I have done some study and it seems that British people are fine with these sentences as they use "storey/story" and "floor" interchangebly:

"The office building has 5 stories",

"The office building has 5 floors",

"It's a 5-story building",

"It's 5-floor building",

"My office is on the 5th floor" and

"My office is on the 5th story"

However, American people seems to use "story" to describe the level of a building and use "floor" to describe something is there.

So American people will say

"The office building has 5 stories",

"It's a 5-story building", and

"My office is on the 5th floor"

But they won't say

"The office building has 5 floors",

"It's 5-floor building", and

"My office is on the 5th story".

And Oxford dictionary (A British dictionary) says

storey / floor

You use storey (British English)/story (US English) mainly when you are talking about the number of levels a building has:

a five-storey house

The office building is five storeys high.

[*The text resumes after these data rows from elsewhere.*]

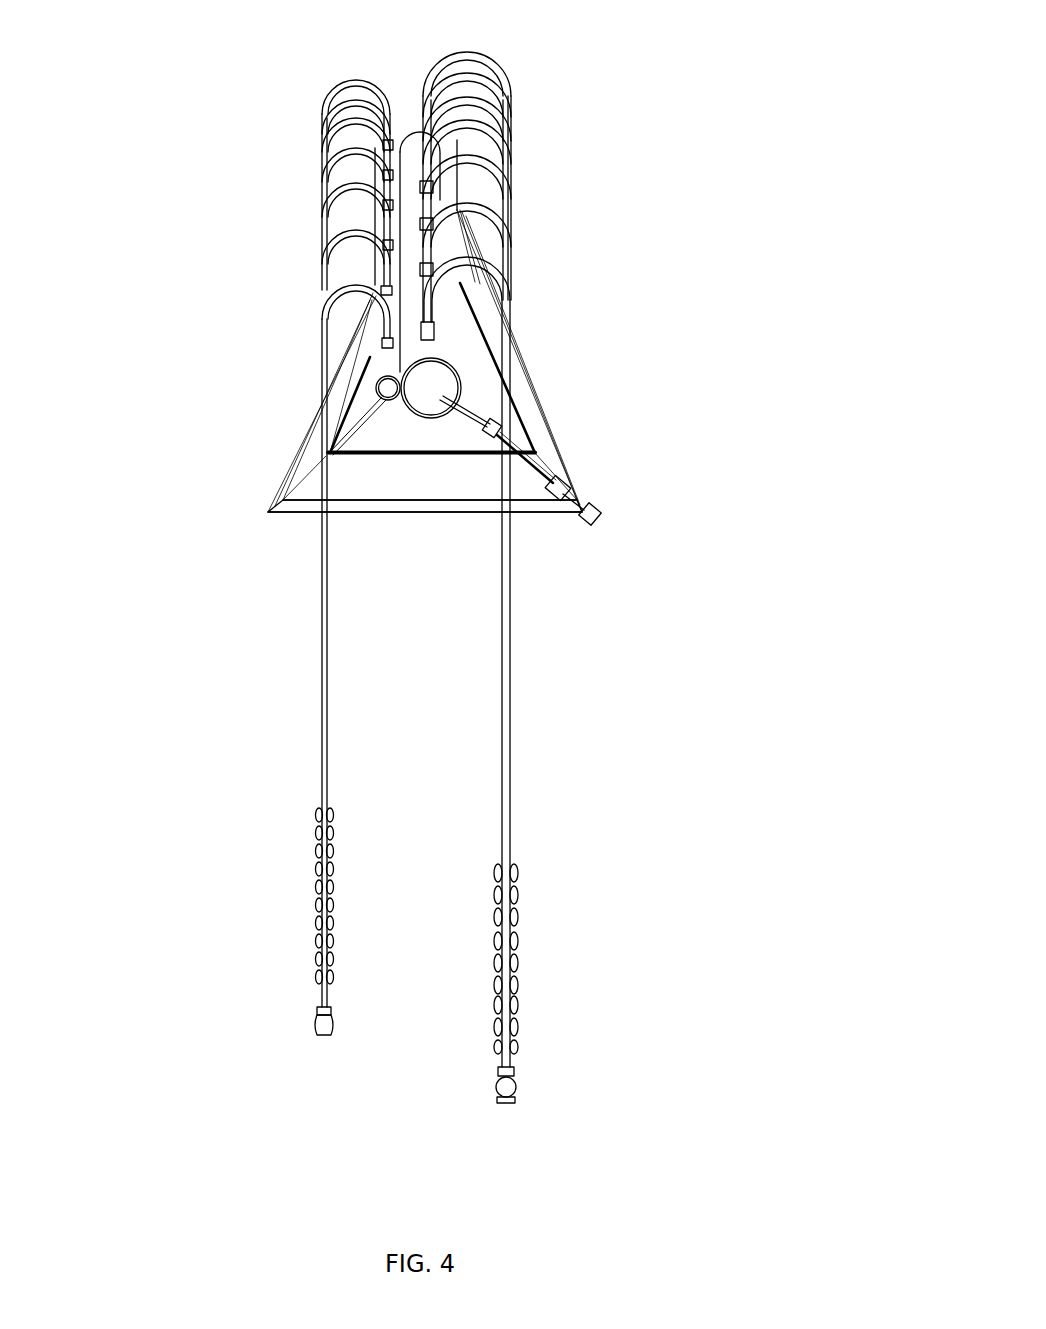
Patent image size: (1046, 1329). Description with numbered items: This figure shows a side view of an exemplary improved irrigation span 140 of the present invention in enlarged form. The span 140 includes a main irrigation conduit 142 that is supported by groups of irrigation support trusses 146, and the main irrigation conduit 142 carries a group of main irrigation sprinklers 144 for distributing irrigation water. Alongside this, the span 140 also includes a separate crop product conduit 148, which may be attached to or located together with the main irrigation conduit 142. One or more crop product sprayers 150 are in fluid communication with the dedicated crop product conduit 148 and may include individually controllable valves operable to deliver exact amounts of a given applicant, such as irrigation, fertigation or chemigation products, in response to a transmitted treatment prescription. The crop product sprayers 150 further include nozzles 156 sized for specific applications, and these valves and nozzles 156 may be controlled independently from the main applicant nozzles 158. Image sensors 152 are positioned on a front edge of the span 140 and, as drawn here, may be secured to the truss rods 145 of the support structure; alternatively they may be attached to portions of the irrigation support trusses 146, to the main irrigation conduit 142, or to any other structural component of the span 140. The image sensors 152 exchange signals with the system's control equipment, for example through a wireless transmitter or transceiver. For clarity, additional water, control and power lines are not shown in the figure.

The span 140 is at (598, 205).
The main irrigation conduit 142 is at (437, 393).
The main irrigation sprinklers 144 is at (482, 68).
The truss rods 145 is at (533, 451).
The irrigation support trusses 146 is at (540, 507).
The crop product conduit 148 is at (373, 393).
The crop product sprayers 150 is at (323, 983).
The image sensors 152 is at (592, 514).
The nozzles 156 is at (320, 1032).
The main applicant nozzles 158 is at (505, 1090).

Floor is used mainly to talk about which particular level in the building someone lives on, goes to, etc:

His office is on the fifth floor.

So, I think some British people use storey / floor separately like the dictionary says but some British use them interchangeably.

  • 4
    Your research is incorrect. (Americans certainly say "the office building has 5 floors", for example.) Can you please explain how you arrived at your conclusions? Commented Mar 28, 2023 at 2:03
  • @MarcInManhattan I asked the same question on Quora and an American person said that. So, some American might use "story and floor" interchangeably
    – Tom
    Commented Mar 28, 2023 at 2:15
  • 2
    Dear Tom, the people on Quora range from ignorant fools to people with much knowledge. Commented Mar 28, 2023 at 9:03
  • 1
    Note: in Britain, if a building has more than one storey (it has multiple storeys) the ground level floor is called the ground floor, and the one above that is the first floor. In America, the first floor is on the ground level. Commented Mar 28, 2023 at 9:05
  • 1
    I am American, and I feel like either floor or story is acceptable in "The building has five ____", but in "This is a five-____ building", I would only ever say story.
    – stangdon
    Commented Mar 28, 2023 at 11:18

1 Answer 1


I can confirm that British English speakers use the word 'floor' more often than the word 'storey', but it is certainly known to us and is used. We are more likely to refer to a building with many levels as a "multi-storey building", but still refer to each individual level as a 'floor'.

To the best of my knowledge, American English is much the same. The first thing that came to my mind is the song 'Luka' by American singer Suzanne Vega (My name is Luka / I live on the second floor).

Note that British English speakers refer to the bottom floor of any multi-storey building as the ground floor, and the next level up is the first floor. This means that in a 5-storey building in the UK, there is technically no 5th floor. From Wikipedia:

"in all English-speaking countries, the storeys in a building are counted in the same way: a "seven-storey building" is unambiguous, although the top floor would be called "6th floor" in Britain and "7th floor" in America."

  • Anecdotally, I agree from the American perspective. "I live on the 5th floor" sounds more natural than "I live on the 5th story", though we'd know what you meant (we also, of course, drop the extra vowel, presumably to infuriate the British. Colour -> color, storey -> story). And "5 story building" sounds better than "5 floor building". But to my best recollection, our ground floor is always the same as the 1st floor.
    – JamieB
    Commented Mar 29, 2023 at 15:18
  • I live in a condo in the states, and we have ground-floor apartments. I really don't know where these myths start.